The Voice will continue to print in October, and I hope it will remain to be a good read. But the space constraints handed down by the Center for Student Programs will absolutely damage the group without addressing the need for reform. The Voice I remember — and, it should be added, I only graduated a few months ago — was a club that encouraged everybody to contribute, which is why the Leavey Center office was packed every night we put the paper together. The club thrived because it was open for anyone interested enough to walk through the door. In a smaller space, there will barely be enough room for equipment and editors; everyone else will be forced out of the process. Punishing dozens of people because of a few others’ actions doesn’t just lack any sense or reason; it’s downright cruel.
Still, that doesn’t mean The Voice should ignore the problems those three students drummed up when they ran from Department of Public Safety officers and destroyed a few thousand dollars worth of ceiling tiles (problems aside from, you know, the whole run-and-hide incident itself). They need to face difficult questions about reporting ethics and how on earth three of their own so disastrously misunderstood them. They need to figure out who should have access to office space and when they should be able to access it. They need to learn and grow and understand how to be better after it all. The Center for Student Programs had an opportunity to address any of these issues, but instead chose to undermine that chance. When institutional reform was needed, they decided to play a game of office swap.

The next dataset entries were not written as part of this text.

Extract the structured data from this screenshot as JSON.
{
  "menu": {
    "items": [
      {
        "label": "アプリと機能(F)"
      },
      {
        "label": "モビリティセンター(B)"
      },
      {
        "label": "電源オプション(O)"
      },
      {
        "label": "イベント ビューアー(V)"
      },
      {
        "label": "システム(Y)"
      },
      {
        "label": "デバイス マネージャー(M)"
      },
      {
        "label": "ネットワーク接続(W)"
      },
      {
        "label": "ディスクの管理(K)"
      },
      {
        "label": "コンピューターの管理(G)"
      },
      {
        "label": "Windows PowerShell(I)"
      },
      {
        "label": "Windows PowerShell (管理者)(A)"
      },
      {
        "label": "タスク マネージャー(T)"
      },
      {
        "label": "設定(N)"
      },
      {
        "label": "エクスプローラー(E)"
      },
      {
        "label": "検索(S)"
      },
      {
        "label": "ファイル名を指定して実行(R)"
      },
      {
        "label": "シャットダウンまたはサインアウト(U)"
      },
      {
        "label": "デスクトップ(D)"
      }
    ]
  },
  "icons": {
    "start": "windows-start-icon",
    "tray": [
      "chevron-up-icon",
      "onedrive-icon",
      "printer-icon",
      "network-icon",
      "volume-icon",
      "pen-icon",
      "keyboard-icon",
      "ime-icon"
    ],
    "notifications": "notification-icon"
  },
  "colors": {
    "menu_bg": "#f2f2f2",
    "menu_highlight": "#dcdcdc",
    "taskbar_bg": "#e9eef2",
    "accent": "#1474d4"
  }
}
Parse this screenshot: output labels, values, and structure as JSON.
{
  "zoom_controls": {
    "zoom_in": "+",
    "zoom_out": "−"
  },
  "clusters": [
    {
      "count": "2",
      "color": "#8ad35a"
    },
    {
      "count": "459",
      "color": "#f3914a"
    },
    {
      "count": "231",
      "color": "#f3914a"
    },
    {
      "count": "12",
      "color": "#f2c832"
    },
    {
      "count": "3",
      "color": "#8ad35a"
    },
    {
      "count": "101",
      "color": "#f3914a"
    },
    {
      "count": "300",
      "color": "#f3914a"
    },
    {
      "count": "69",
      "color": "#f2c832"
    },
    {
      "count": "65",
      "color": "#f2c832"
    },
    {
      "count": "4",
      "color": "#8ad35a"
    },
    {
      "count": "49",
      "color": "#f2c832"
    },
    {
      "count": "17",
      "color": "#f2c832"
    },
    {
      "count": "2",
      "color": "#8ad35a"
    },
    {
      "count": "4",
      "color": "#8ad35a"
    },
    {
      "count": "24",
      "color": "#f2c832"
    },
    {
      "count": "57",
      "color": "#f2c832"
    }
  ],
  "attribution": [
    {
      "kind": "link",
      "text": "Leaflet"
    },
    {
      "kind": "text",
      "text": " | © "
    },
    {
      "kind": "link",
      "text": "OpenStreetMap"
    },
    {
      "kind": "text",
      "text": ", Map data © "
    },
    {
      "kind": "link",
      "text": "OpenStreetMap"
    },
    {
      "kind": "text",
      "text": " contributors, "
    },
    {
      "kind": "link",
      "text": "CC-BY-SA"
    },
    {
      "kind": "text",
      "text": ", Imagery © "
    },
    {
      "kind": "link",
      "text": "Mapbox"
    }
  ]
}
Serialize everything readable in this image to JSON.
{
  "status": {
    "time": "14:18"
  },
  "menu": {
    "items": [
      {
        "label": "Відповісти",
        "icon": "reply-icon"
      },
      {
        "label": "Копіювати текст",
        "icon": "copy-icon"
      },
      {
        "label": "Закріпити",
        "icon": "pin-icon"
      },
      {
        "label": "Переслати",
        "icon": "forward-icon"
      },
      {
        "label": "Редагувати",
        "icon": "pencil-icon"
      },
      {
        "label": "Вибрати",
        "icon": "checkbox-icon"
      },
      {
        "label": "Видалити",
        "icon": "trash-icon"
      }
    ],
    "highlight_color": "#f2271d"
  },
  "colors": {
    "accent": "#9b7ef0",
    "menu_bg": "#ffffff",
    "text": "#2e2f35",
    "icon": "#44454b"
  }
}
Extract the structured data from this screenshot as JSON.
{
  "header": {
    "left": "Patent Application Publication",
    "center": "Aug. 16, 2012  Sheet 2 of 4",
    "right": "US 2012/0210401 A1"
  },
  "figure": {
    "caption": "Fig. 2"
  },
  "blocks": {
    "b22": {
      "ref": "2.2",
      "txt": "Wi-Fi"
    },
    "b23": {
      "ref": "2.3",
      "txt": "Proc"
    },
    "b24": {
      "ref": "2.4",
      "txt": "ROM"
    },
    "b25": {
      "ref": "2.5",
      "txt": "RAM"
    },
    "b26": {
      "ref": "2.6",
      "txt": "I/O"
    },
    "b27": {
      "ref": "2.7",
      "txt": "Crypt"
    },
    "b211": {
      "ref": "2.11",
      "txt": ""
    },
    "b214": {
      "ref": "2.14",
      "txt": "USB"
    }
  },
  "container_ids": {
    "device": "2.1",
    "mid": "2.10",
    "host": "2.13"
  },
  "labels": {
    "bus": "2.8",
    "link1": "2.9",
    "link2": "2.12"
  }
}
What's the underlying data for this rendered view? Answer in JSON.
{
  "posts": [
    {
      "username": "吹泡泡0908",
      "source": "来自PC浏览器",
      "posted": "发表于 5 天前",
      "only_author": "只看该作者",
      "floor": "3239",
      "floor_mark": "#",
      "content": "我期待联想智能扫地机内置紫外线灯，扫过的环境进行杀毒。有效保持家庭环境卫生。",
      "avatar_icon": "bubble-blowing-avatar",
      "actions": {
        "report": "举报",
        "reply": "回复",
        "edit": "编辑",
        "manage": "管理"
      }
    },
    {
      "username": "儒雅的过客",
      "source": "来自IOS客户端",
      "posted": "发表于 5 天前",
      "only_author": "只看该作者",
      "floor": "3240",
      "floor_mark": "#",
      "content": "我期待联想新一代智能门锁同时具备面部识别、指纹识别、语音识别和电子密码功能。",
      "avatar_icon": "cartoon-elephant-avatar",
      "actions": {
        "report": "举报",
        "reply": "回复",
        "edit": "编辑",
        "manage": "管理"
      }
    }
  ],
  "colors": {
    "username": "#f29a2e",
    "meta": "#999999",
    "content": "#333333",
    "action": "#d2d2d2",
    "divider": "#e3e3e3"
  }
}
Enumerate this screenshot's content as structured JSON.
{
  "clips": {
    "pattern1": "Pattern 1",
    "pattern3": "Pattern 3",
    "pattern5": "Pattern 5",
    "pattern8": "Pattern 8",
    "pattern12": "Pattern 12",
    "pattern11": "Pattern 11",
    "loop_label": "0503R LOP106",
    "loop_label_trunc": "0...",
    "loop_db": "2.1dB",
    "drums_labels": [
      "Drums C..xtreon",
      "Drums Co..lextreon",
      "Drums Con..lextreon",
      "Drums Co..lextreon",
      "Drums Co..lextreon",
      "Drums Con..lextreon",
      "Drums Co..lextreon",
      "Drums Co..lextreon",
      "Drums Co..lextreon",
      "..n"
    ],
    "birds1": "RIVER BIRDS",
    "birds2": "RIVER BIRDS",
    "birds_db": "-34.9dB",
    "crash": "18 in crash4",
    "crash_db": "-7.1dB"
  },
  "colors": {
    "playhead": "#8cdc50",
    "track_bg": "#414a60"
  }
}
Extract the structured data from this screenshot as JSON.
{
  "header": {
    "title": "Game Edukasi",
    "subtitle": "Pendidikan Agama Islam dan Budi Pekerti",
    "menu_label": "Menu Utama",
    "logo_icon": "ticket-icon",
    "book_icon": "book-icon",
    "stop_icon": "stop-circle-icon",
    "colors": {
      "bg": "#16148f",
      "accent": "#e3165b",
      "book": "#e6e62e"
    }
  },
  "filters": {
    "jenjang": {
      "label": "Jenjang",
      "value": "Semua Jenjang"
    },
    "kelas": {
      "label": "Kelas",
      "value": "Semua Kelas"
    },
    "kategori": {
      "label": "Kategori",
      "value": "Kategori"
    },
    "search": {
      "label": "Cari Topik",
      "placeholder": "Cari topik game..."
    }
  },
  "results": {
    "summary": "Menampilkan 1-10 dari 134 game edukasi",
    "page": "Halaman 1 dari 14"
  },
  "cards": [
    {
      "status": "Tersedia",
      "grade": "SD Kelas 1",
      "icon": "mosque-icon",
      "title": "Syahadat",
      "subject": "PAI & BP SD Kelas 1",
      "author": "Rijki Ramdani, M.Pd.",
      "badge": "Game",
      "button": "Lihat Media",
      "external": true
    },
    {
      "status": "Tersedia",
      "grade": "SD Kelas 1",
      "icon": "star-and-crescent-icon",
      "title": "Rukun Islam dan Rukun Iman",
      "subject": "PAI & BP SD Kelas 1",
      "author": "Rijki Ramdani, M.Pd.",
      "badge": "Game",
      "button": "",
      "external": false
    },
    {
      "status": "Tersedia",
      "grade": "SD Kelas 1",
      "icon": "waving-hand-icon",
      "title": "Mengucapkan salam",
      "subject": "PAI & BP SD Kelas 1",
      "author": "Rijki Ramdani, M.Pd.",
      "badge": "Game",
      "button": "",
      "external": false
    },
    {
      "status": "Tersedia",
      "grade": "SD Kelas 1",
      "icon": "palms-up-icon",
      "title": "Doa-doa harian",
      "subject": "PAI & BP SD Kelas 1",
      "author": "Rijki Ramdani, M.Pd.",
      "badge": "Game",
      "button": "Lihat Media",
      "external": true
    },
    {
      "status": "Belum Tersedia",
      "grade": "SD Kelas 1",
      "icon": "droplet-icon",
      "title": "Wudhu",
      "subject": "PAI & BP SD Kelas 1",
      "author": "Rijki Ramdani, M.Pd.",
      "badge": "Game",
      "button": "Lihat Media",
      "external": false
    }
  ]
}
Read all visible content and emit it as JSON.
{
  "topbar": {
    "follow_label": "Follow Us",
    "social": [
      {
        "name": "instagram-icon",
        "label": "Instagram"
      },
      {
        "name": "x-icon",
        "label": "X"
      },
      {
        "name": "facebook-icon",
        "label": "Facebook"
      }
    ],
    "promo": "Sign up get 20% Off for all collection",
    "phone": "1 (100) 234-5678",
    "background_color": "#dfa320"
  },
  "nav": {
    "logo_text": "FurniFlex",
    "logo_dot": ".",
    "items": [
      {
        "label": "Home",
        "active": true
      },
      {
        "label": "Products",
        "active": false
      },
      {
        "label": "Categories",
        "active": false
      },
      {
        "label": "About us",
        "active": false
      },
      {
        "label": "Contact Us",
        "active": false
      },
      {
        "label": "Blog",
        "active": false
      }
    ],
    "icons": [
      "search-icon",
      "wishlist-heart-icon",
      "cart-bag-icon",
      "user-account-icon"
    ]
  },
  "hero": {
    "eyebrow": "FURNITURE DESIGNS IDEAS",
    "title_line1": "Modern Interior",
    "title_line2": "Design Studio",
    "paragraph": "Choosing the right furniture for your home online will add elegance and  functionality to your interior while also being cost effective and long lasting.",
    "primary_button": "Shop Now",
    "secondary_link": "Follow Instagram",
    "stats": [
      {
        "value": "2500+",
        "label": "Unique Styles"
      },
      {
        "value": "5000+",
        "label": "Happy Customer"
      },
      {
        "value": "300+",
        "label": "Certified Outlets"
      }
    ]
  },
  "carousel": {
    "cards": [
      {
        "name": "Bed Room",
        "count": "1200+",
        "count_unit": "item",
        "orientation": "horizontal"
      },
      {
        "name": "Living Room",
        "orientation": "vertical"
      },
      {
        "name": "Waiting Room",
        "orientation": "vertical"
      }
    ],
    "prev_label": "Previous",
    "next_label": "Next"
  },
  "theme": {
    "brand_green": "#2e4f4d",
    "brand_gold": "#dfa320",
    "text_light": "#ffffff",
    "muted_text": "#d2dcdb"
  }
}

Working on a college newspaper is an odd thing to want to do. You earn little to no money, you stay up past dawn far more often than is healthy and you develop a gnawing itch to learn about things you shouldn’t know — or at least I did when I was at The Voice. It’s an irreplaceable experience that, thanks to Georgetown’s lack of an undergraduate journalism program, can’t even begin to be replicated in the classroom. The Center for Student Program’s decision slashes at that opportunity, affecting not just The Voice, but also an underrepresented field that doesn’t deserve such a careless blow.
I guess I just don’t understand this brand of punishment. Why blame a collective body of a few dozen students for the actions of three? Why make it more difficult for those students to chase their passion? Why hand down a punishment with such repercussive and far-reaching effects?
The Center for Student Programs is going after a blemish with a claw hammer. I only hope that they realize their mistake before the newspaper I love is ruined for it.
Chris Heller graduated from the College in 2011 and was a news and blog editor of The Voice.